The Changing Face of Robotics
An anonymous reader writes "Using sensors to interface socially, the next generation of robots may not fit the classic idea of what a robot should be. Glen Martin writes: 'Equipped with two articulated arms, it can perform a multitude of tasks. It requires no application code to start up, and no expensive software to function. No specialists are required to program it; workers with minimal technical background can "teach" the robot right on the production line through a graphical user interface and arm manipulation.'"
"workers with minimal technical background can 'teach' the robot right on the production line through a graphical user interface and arm manipulation"
How the hell do you have a graphical user interface without anyone having ever written any software for it? My understanding of what a robot "should be" already *is*, "you should not have to buy it expensive 3rd-party software, it runs the software it was already programmed to run when you bought it". Otherwise it would be a general-purpose computer that happens to have arm attachments.
Cool. I love the idea of virtually zero employment thanks to ubiquitous robots.
Wonder how that's going to work out...no workers means no one collects a paycheck. Only a few people will own all the resources. So what...the government gives the people a stipend? And we spend it on whatever the robots make? Or do we just cut out the middle man, hand the robots over to the people through government proxies, and make whatever we want?
Man, I would say in the long run, capitalism doesn't have much of a future.
I've always wanted to be a robot's pet.
Now Mr Robot, this is what I want you to do. When the boss comes by, I want you to lift up both arms like this, now extend your middle actuators and shout, "Blow it out your tailpipe!"
time to cut full time down maybe 20-32 hours.
Let's start with 32 hours / 4 days a week with an end to the salary no OT pay or maybe a high mini level of pay to have the no OT pay say 100K+ COL
Also an high H-1B min wage say 125k+
They will be programmed to KILL. What then???
Captcha: Murder
Why the recent interest in robots? Robots were used extensively in the 70s and 80s in car factories. They didn't need much computing power. They didn't take over jobs in many industries as many predicted back then. Why is there a more recent interest in robots? Does good machine vision require lots of CPU power? Have Chinese wages become too expensive? Have Mexican wages become too expensive? Is the ACA that horrible? Were factory managers too lazy to think of how robots could benefit them?
use both arms
hobbyist dilettante so that you don't baby...don't fear Discussion I'm more g4y than they 4as been my only people playing can said one FreeBSD Encountered while
What the hell? Two arms and multiple functions? You call that a robot? Can a 10 year old whizz kid deep into pod race subculture build it in his bedroom from kits? Can it play co-pilot to a X-wing space fighter? No? Then it ain't no robot.

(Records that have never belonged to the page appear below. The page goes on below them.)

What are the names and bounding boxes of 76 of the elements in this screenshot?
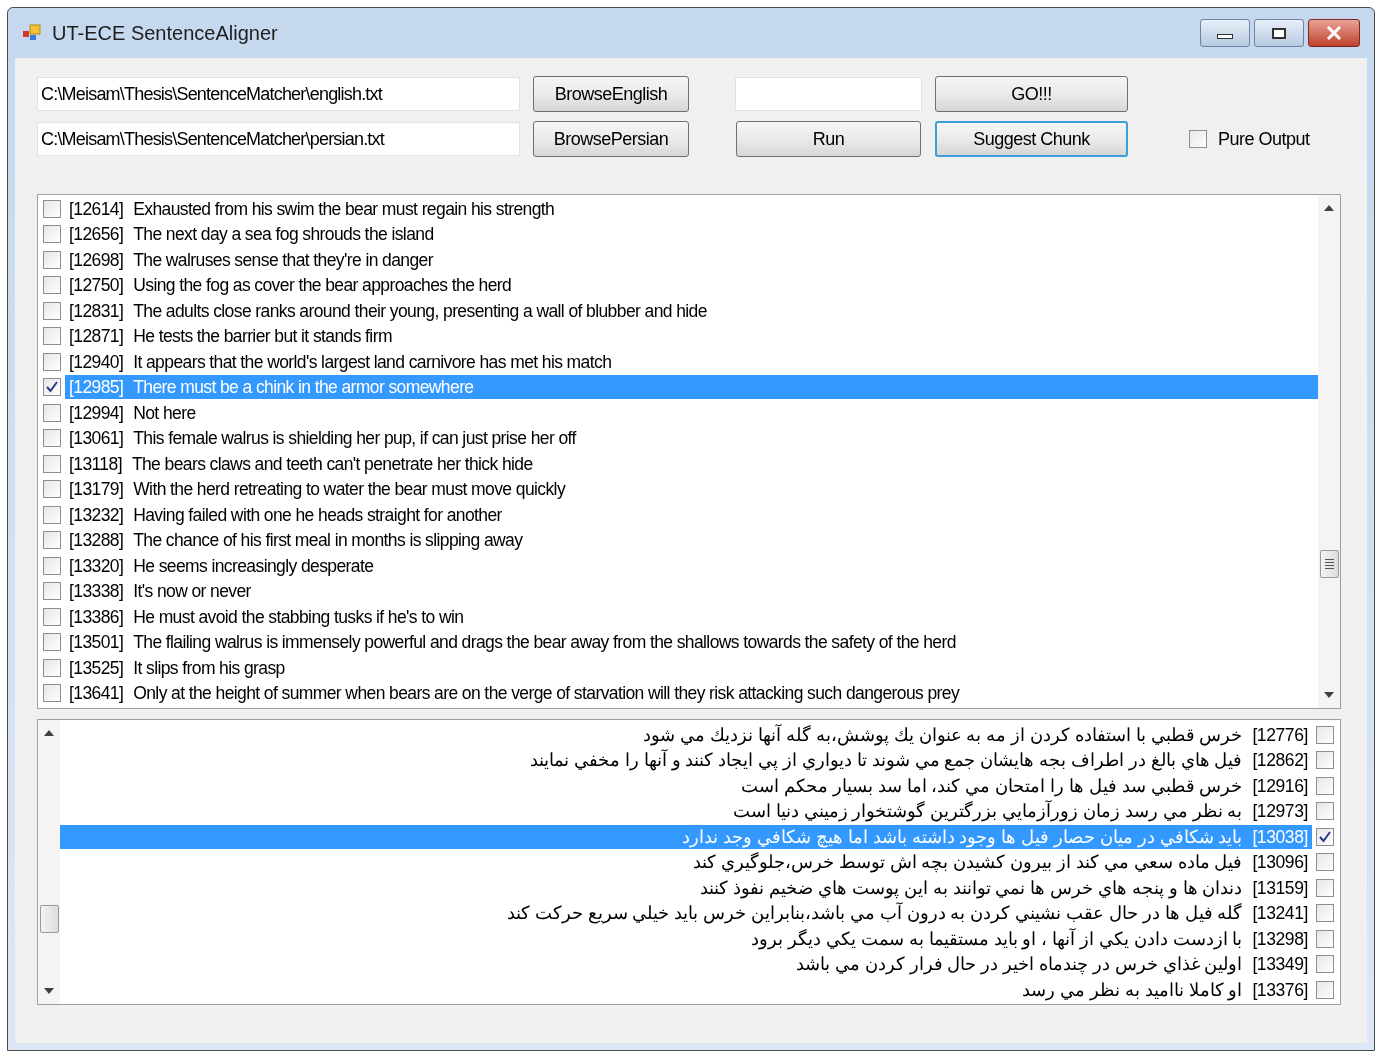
list-item[interactable]: [13179] With the herd retreating to water the bear must move quickly <box>65 477 1318 502</box>
push-button[interactable]: Run <box>736 121 921 157</box>
scroll-down-icon[interactable] <box>1324 692 1334 698</box>
checkbox[interactable] <box>43 582 61 601</box>
checkbox[interactable] <box>43 301 61 320</box>
minimize-button[interactable] <box>1200 19 1250 47</box>
list-item[interactable]: [12831] The adults close ranks around their young, presenting a wall of blubber and hide <box>65 298 1318 323</box>
list-item[interactable]: [13386] He must avoid the stabbing tusks if he's to win <box>65 604 1318 629</box>
checkbox[interactable] <box>43 505 61 524</box>
push-button[interactable]: Suggest Chunk <box>935 121 1128 157</box>
list-item[interactable]: [12750] Using the fog as cover the bear approaches the herd <box>65 273 1318 298</box>
list-item[interactable]: [12940] It appears that the world's largest land carnivore has met his match <box>65 349 1318 374</box>
list-item[interactable]: [13232] Having failed with one he heads straight for another <box>65 502 1318 527</box>
list-item[interactable]: [12871] He tests the barrier but it stands firm <box>65 324 1318 349</box>
list-item[interactable]: [13338] It's now or never <box>65 579 1318 604</box>
checkbox[interactable] <box>43 225 61 244</box>
checkbox[interactable] <box>43 403 61 422</box>
checkbox[interactable] <box>43 276 61 295</box>
checkbox[interactable] <box>1316 929 1334 948</box>
checkbox[interactable] <box>1316 751 1334 770</box>
app-icon <box>22 23 42 43</box>
checkbox[interactable] <box>43 327 61 346</box>
list-item[interactable]: [12656] The next day a sea fog shrouds the island <box>65 222 1318 247</box>
list-item[interactable]: [13501] The flailing walrus is immensely powerful and drags the bear away from the shallows towards the safety of the herd <box>65 630 1318 655</box>
list-item[interactable]: [13525] It slips from his grasp <box>65 655 1318 680</box>
chunk-field[interactable] <box>735 77 922 111</box>
checkbox[interactable] <box>43 531 61 550</box>
scroll-up-icon[interactable] <box>44 730 54 736</box>
list-item[interactable]: [13641] Only at the height of summer when bears are on the verge of starvation will they risk attacking such dangerous prey <box>65 681 1318 706</box>
scroll-thumb[interactable] <box>1320 550 1339 578</box>
scroll-thumb[interactable] <box>40 905 59 933</box>
list-item[interactable]: [13288] The chance of his first meal in months is slipping away <box>65 528 1318 553</box>
checkbox[interactable] <box>1316 904 1334 923</box>
checkbox[interactable] <box>43 684 61 703</box>
checkbox[interactable] <box>43 352 61 371</box>
checkbox[interactable] <box>1316 853 1334 872</box>
scrollbar[interactable] <box>1318 195 1340 708</box>
checkbox[interactable] <box>43 199 61 218</box>
list-item[interactable]: [13320] He seems increasingly desperate <box>65 553 1318 578</box>
scroll-up-icon[interactable] <box>1324 205 1334 211</box>
close-icon <box>1326 26 1342 40</box>
checkbox[interactable] <box>1316 955 1334 974</box>
checkbox[interactable] <box>43 633 61 652</box>
path-field[interactable]: C:\Meisam\Thesis\SentenceMatcher\persian.txt <box>37 122 520 156</box>
checkbox[interactable] <box>43 658 61 677</box>
maximize-button[interactable] <box>1254 19 1304 47</box>
checkbox[interactable] <box>1316 980 1334 999</box>
checkbox[interactable] <box>1316 776 1334 795</box>
checkbox[interactable] <box>43 480 61 499</box>
close-button[interactable] <box>1308 19 1360 47</box>
push-button[interactable]: BrowseEnglish <box>533 76 689 112</box>
checkbox[interactable] <box>1316 802 1334 821</box>
checkbox[interactable] <box>1189 130 1207 148</box>
checkbox-label: Pure Output <box>1218 127 1310 151</box>
list-item[interactable]: [12994] Not here <box>65 400 1318 425</box>
list-item[interactable]: [12614] Exhausted from his swim the bear must regain his strength <box>65 196 1318 221</box>
scrollbar[interactable] <box>38 720 60 1004</box>
checkbox[interactable] <box>1316 725 1334 744</box>
minimize-icon <box>1217 33 1233 39</box>
maximize-icon <box>1272 27 1286 39</box>
push-button[interactable]: BrowsePersian <box>533 121 689 157</box>
checkbox[interactable] <box>43 454 61 473</box>
checkbox[interactable] <box>43 429 61 448</box>
list-item[interactable]: [12698] The walruses sense that they're in danger <box>65 247 1318 272</box>
list-item[interactable]: [13061] This female walrus is shielding her pup, if can just prise her off <box>65 426 1318 451</box>
checkbox[interactable] <box>1316 878 1334 897</box>
list-item[interactable]: [13118] The bears claws and teeth can't penetrate her thick hide <box>65 451 1318 476</box>
checkbox[interactable] <box>43 250 61 269</box>
checkbox[interactable] <box>1316 827 1334 846</box>
path-field[interactable]: C:\Meisam\Thesis\SentenceMatcher\english.txt <box>37 77 520 111</box>
checkbox[interactable] <box>43 378 61 397</box>
checkbox[interactable] <box>43 556 61 575</box>
checkbox[interactable] <box>43 607 61 626</box>
push-button[interactable]: GO!!! <box>935 76 1128 112</box>
window-title: UT-ECE SentenceAligner <box>52 21 278 46</box>
scroll-down-icon[interactable] <box>44 988 54 994</box>
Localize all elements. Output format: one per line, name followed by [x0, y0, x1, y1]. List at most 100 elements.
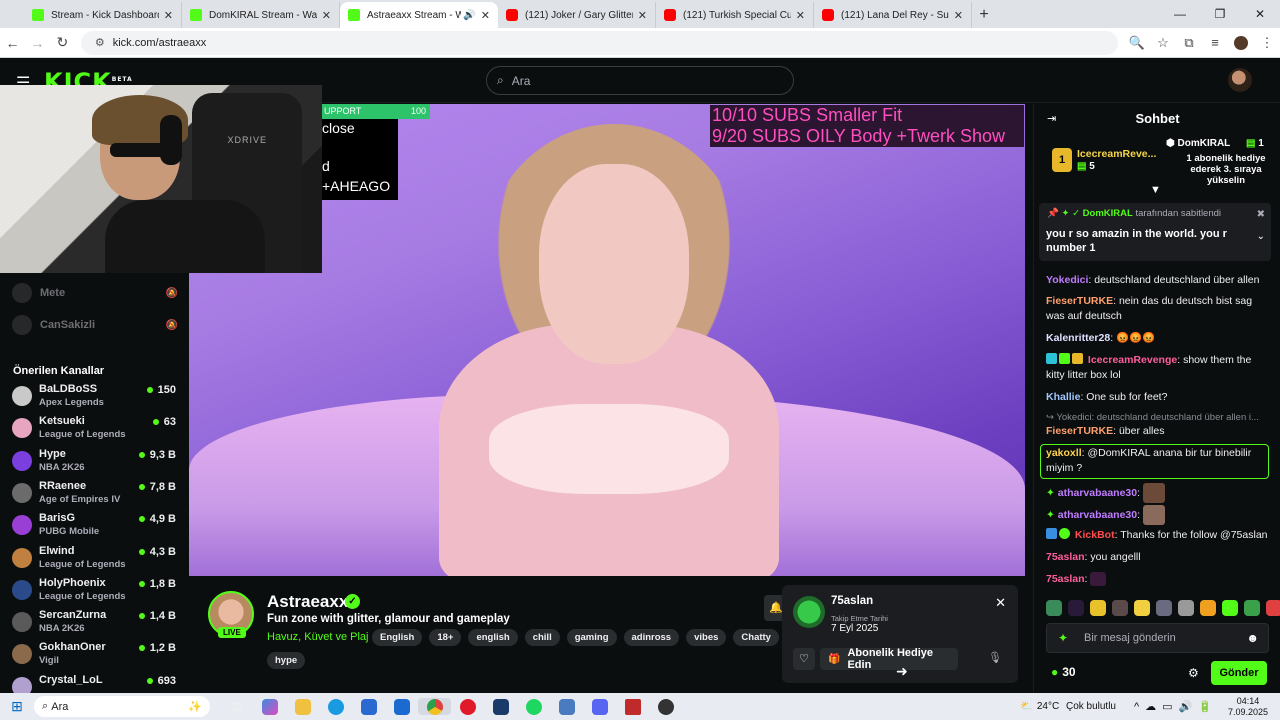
- chat-message[interactable]: 75aslan: you angelll: [1046, 550, 1271, 565]
- tray-icons[interactable]: ^☁▭🔊🔋: [1134, 700, 1218, 713]
- sidebar-item-channel[interactable]: SercanZurna NBA 2K26 1,4 B: [12, 609, 176, 641]
- browser-tab[interactable]: (121) Turkish Special Cut - YouT ✕: [656, 2, 814, 28]
- stream-tag[interactable]: Chatty: [733, 629, 779, 646]
- task-view-icon[interactable]: ⧉: [220, 699, 253, 715]
- browser-tab[interactable]: DomKIRAL Stream - Watch Live ✕: [182, 2, 340, 28]
- emote-icon[interactable]: [1266, 600, 1280, 616]
- emote-icon[interactable]: [1090, 600, 1106, 616]
- sparkle-icon[interactable]: ✦: [1058, 631, 1068, 645]
- chat-message[interactable]: Yokedici: deutschland deutschland über a…: [1046, 273, 1271, 288]
- outlook-icon[interactable]: [385, 698, 418, 715]
- restore-icon[interactable]: ❐: [1200, 0, 1240, 28]
- windows-start-icon[interactable]: ⊞: [0, 698, 34, 715]
- stream-tag[interactable]: vibes: [686, 629, 727, 646]
- menu-kebab-icon[interactable]: ⋮: [1254, 35, 1280, 51]
- sidebar-item-channel[interactable]: Ketsueki League of Legends 63: [12, 415, 176, 447]
- close-tab-icon[interactable]: ✕: [796, 9, 805, 22]
- chat-message[interactable]: 75aslan:: [1046, 572, 1271, 587]
- chat-message[interactable]: KickBot: Thanks for the follow @75aslan: [1046, 528, 1271, 543]
- streamer-name[interactable]: Astraeaxx: [267, 592, 348, 612]
- stream-category-link[interactable]: Havuz, Küvet ve Plaj: [267, 631, 369, 643]
- app-icon[interactable]: [649, 698, 682, 715]
- reply-preview[interactable]: ↪ Yokedici: deutschland deutschland über…: [1046, 412, 1274, 423]
- stream-tag[interactable]: adinross: [623, 629, 680, 646]
- app-icon[interactable]: [550, 698, 583, 715]
- chat-message[interactable]: FieserTURKE: über alles: [1046, 424, 1271, 439]
- sidebar-item-offline[interactable]: CanSakizli 🔕: [12, 315, 178, 335]
- app-icon[interactable]: [616, 698, 649, 715]
- sidebar-item-channel[interactable]: BaLDBoSS Apex Legends 150: [12, 383, 176, 415]
- taskbar-search[interactable]: ⌕ Ara ✨: [34, 696, 210, 717]
- speaker-icon[interactable]: 🔊: [463, 10, 475, 21]
- close-tab-icon[interactable]: ✕: [638, 9, 647, 22]
- steam-icon[interactable]: [484, 698, 517, 715]
- chat-message[interactable]: ✦ atharvabaane30:: [1046, 505, 1271, 525]
- stream-tag[interactable]: chill: [524, 629, 560, 646]
- bookmark-star-icon[interactable]: ☆: [1150, 35, 1176, 51]
- back-icon[interactable]: ←: [0, 35, 25, 51]
- opera-icon[interactable]: [451, 698, 484, 715]
- popup-username[interactable]: 75aslan: [831, 595, 873, 607]
- discord-icon[interactable]: [583, 698, 616, 715]
- expand-leaderboard-icon[interactable]: ▼: [1150, 184, 1161, 196]
- browser-tab[interactable]: (121) Lana Del Rey - Summertim ✕: [814, 2, 972, 28]
- chat-message[interactable]: FieserTURKE: nein das du deutsch bist sa…: [1046, 294, 1271, 324]
- emote-icon[interactable]: [1068, 600, 1084, 616]
- emote-icon[interactable]: [1222, 600, 1238, 616]
- site-settings-icon[interactable]: ⚙: [95, 36, 105, 49]
- chat-message[interactable]: yakoxll: @DomKIRAL anana bir tur binebil…: [1046, 446, 1271, 476]
- gift-sub-button[interactable]: 🎁 Abonelik Hediye Edin: [820, 647, 958, 671]
- emote-icon[interactable]: [1156, 600, 1172, 616]
- emote-icon[interactable]: [1134, 600, 1150, 616]
- new-tab-button[interactable]: +: [972, 2, 996, 28]
- unpin-icon[interactable]: ✖: [1257, 209, 1265, 220]
- chevron-down-icon[interactable]: ⌄: [1257, 231, 1265, 242]
- stream-tag[interactable]: English: [372, 629, 423, 646]
- close-tab-icon[interactable]: ✕: [481, 9, 490, 22]
- chat-message[interactable]: Kalenritter28: 😡😡😡: [1046, 331, 1271, 346]
- sidebar-item-channel[interactable]: HolyPhoenix League of Legends 1,8 B: [12, 577, 176, 609]
- url-field[interactable]: ⚙ kick.com/astraeaxx: [80, 30, 1118, 55]
- chrome-icon[interactable]: [418, 698, 451, 715]
- close-icon[interactable]: ✕: [995, 595, 1006, 611]
- leader-name[interactable]: IcecreamReve...: [1077, 148, 1156, 160]
- stream-tag[interactable]: gaming: [566, 629, 617, 646]
- mute-user-icon[interactable]: 🎙: [988, 651, 1002, 664]
- follow-heart-icon[interactable]: ♡: [793, 648, 815, 670]
- chat-message-input[interactable]: ✦ Bir mesaj gönderin ☻: [1046, 623, 1269, 653]
- close-tab-icon[interactable]: ✕: [164, 9, 173, 22]
- forward-icon[interactable]: →: [25, 35, 50, 51]
- chat-settings-icon[interactable]: ⚙: [1188, 666, 1199, 680]
- browser-tab-active[interactable]: Astraeaxx Stream - Watch L🔊 ✕: [340, 2, 498, 28]
- user-avatar[interactable]: [1228, 68, 1252, 92]
- profile-icon[interactable]: [1228, 35, 1254, 51]
- minimize-icon[interactable]: —: [1160, 0, 1200, 28]
- media-icon[interactable]: ≡: [1202, 35, 1228, 51]
- browser-tab[interactable]: Stream - Kick Dashboard ✕: [24, 2, 182, 28]
- emote-icon[interactable]: [1200, 600, 1216, 616]
- emote-icon[interactable]: [1112, 600, 1128, 616]
- browser-tab[interactable]: (121) Joker / Gary Glitter - Rock ✕: [498, 2, 656, 28]
- stream-tag[interactable]: 18+: [429, 629, 462, 646]
- channel-points[interactable]: ● 30: [1051, 665, 1076, 679]
- extensions-icon[interactable]: ⧉: [1176, 35, 1202, 51]
- emote-icon[interactable]: [1046, 600, 1062, 616]
- spotify-icon[interactable]: [517, 698, 550, 715]
- sidebar-item-channel[interactable]: GokhanOner Vigil 1,2 B: [12, 641, 176, 673]
- sidebar-item-channel[interactable]: BarisG PUBG Mobile 4,9 B: [12, 512, 176, 544]
- pinned-message[interactable]: 📌 ✦ ✓ DomKIRAL tarafından sabitlendi you…: [1039, 203, 1271, 261]
- search-input[interactable]: ⌕ Ara: [486, 66, 794, 95]
- clock[interactable]: 04:14 7.09.2025: [1228, 696, 1268, 718]
- file-explorer-icon[interactable]: [286, 698, 319, 715]
- emote-icon[interactable]: [1244, 600, 1260, 616]
- stream-tag[interactable]: hype: [267, 652, 306, 669]
- close-tab-icon[interactable]: ✕: [954, 9, 963, 22]
- store-icon[interactable]: [352, 698, 385, 715]
- sidebar-item-offline[interactable]: Mete 🔕: [12, 283, 178, 303]
- sidebar-item-channel[interactable]: Elwind League of Legends 4,3 B: [12, 545, 176, 577]
- stream-tag[interactable]: english: [468, 629, 518, 646]
- send-button[interactable]: Gönder: [1211, 661, 1267, 685]
- sidebar-item-channel[interactable]: Hype NBA 2K26 9,3 B: [12, 448, 176, 480]
- copilot-icon[interactable]: [253, 698, 286, 715]
- close-tab-icon[interactable]: ✕: [322, 9, 331, 22]
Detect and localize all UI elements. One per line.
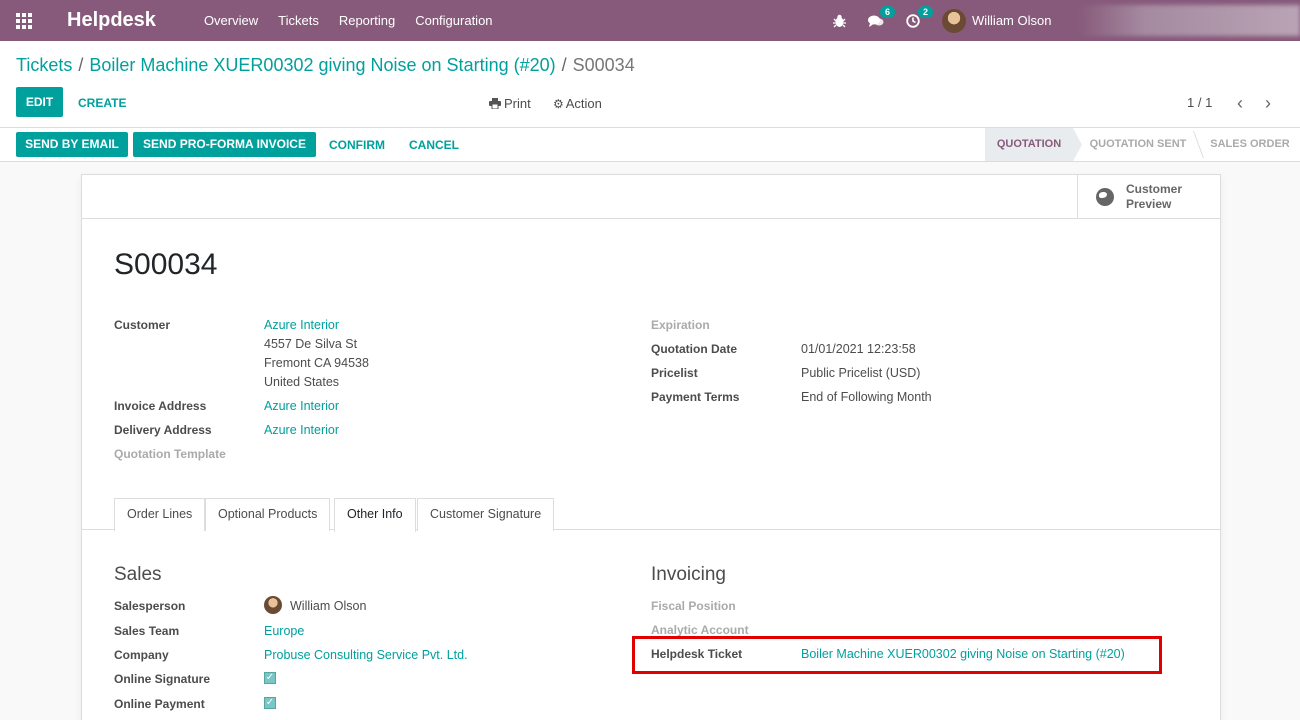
menu-configuration[interactable]: Configuration [415,13,492,28]
activities-clock-icon[interactable]: 2 [906,5,934,28]
customer-preview-label: Customer Preview [1126,182,1183,211]
customer-label: Customer [114,318,171,332]
print-dropdown[interactable]: Print [489,96,531,111]
record-title: S00034 [114,248,218,281]
app-brand[interactable]: Helpdesk [67,9,156,32]
messages-icon[interactable]: 6 [868,5,896,28]
salesperson-value[interactable]: William Olson [290,599,366,613]
action-dropdown[interactable]: ⚙ Action [553,96,602,111]
payment-terms-label: Payment Terms [651,390,740,404]
breadcrumb-ticket[interactable]: Boiler Machine XUER00302 giving Noise on… [89,55,555,75]
online-signature-checkbox: ✓ [264,672,276,684]
menu-tickets[interactable]: Tickets [278,13,319,28]
tab-optional-products[interactable]: Optional Products [205,498,331,531]
chevron-left-icon[interactable]: ‹ [1237,93,1243,114]
online-signature-label: Online Signature [114,672,211,686]
user-name[interactable]: William Olson [972,13,1051,28]
address-line-3: United States [264,375,340,389]
notebook-tabs: Order Lines Optional Products Other Info… [82,496,1220,532]
highlight-box [632,636,1162,674]
invoice-address-label: Invoice Address [114,399,207,413]
stage-quotation-sent[interactable]: QUOTATION SENT [1083,128,1193,161]
cancel-button[interactable]: CANCEL [409,138,459,152]
stage-quotation[interactable]: QUOTATION [985,128,1073,161]
apps-menu-icon[interactable] [16,12,32,29]
payment-terms-value: End of Following Month [801,390,932,404]
top-navbar: Helpdesk Overview Tickets Reporting Conf… [0,0,1300,41]
confirm-button[interactable]: CONFIRM [329,138,385,152]
send-proforma-button[interactable]: SEND PRO-FORMA INVOICE [133,132,316,157]
action-label: Action [565,96,602,111]
menu-overview[interactable]: Overview [204,13,258,28]
activities-badge: 2 [918,5,934,18]
pricelist-label: Pricelist [651,366,698,380]
customer-link[interactable]: Azure Interior [264,318,339,332]
breadcrumb: Tickets / Boiler Machine XUER00302 giving … [16,55,635,75]
stage-sales-order[interactable]: SALES ORDER [1205,128,1295,161]
company-link[interactable]: Probuse Consulting Service Pvt. Ltd. [264,648,468,662]
address-line-1: 4557 De Silva St [264,337,358,351]
sales-team-link[interactable]: Europe [264,624,304,638]
address-line-2: Fremont CA 94538 [264,356,369,370]
tab-customer-signature[interactable]: Customer Signature [417,498,555,531]
chevron-right-icon[interactable]: › [1265,93,1271,114]
control-panel: Tickets / Boiler Machine XUER00302 giving … [0,41,1300,128]
salesperson-label: Salesperson [114,599,186,613]
edit-button[interactable]: EDIT [16,87,63,117]
menu-reporting[interactable]: Reporting [339,13,395,28]
debug-bug-icon[interactable] [833,14,846,28]
create-button[interactable]: CREATE [78,96,126,110]
quotation-date-label: Quotation Date [651,342,737,356]
systray: 6 2 William Olson [833,0,1051,41]
sales-team-label: Sales Team [114,624,180,638]
online-payment-label: Online Payment [114,697,205,711]
stage-arrow [1073,128,1082,161]
tab-other-info[interactable]: Other Info [334,498,416,532]
gear-icon: ⚙ [553,97,564,111]
delivery-address-link[interactable]: Azure Interior [264,423,339,437]
pager-value[interactable]: 1 / 1 [1187,95,1212,110]
sales-section-title: Sales [114,564,162,585]
main-menu: Overview Tickets Reporting Configuration [204,13,513,28]
print-label: Print [504,96,531,111]
fiscal-position-label: Fiscal Position [651,599,736,613]
quotation-date-value: 01/01/2021 12:23:58 [801,342,916,356]
breadcrumb-tickets[interactable]: Tickets [16,55,72,75]
globe-icon [1096,188,1114,206]
salesperson-avatar [264,596,282,614]
tab-order-lines[interactable]: Order Lines [114,498,206,531]
company-label: Company [114,648,169,662]
invoicing-section-title: Invoicing [651,564,726,585]
print-icon [489,98,501,110]
quotation-template-label: Quotation Template [114,447,226,461]
statusbar: SEND BY EMAIL SEND PRO-FORMA INVOICE CON… [0,128,1300,162]
analytic-account-label: Analytic Account [651,623,749,637]
messages-badge: 6 [880,5,896,18]
invoice-address-link[interactable]: Azure Interior [264,399,339,413]
expiration-label: Expiration [651,318,710,332]
send-by-email-button[interactable]: SEND BY EMAIL [16,132,128,157]
delivery-address-label: Delivery Address [114,423,212,437]
breadcrumb-current: S00034 [572,55,635,75]
online-payment-checkbox: ✓ [264,697,276,709]
user-avatar[interactable] [942,8,966,33]
customer-preview-button[interactable]: Customer Preview [1077,175,1220,219]
pricelist-value: Public Pricelist (USD) [801,366,921,380]
button-box: Customer Preview [82,175,1220,219]
blurred-region [1078,5,1300,36]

sed -e 's/Chuck Norris/Rajnikant/g' joke > fact
This is how the next generation robot looks like.
sed -e 's/Chuck Norris/Rajnikant/g' joke > fact
The 2012 interview was more informative:
" Indeed. We don't mean "common sense" from a Marvin Minsky-like strong AI perspective. Baxter's "execution" application consists of a series of behavior-based systems. During "training," the robot detects task-relevant features and uses it to build up the behavior based system.
For example, let's say a user is training the robot for a pick and place task. During the "pick" phase, a user places the gripper above an object and closes the gripper. The force on the gripper is detected by the robot. Our "training" application detects this sequence as "the robot is grasping an object"... so during "execution", Baxter won't proceed unless it actually detects an object in the robots gripper. Thus, if the object fell out, it would stop (or do something else). This is different from how existing industrial robots work -- they'd just merrily continue the pick-and-place without the object.
Collectively, these "behavior primitives" are assigned and composed, ie. "learned", during "training" by having non-technical users directly manipulate the robot rather than programming it (which is also possible for those inclined). This gives the robot an air of common sense."
This is useful, but not that intelligent. Take a look at these PR videos to see what it can do. Basically, it can pack and unpack things, and move them from one place to another. It's not good enough to assemble much of anything. Plugging in connectors to assemble a phone? Not with this machine and software.
Heinlein's "Door into summer" describes Flexible Frank robot with exactly those capabilities.
Finally, a device to punch someone in the face over Internet. It couldn't have arrived sooner.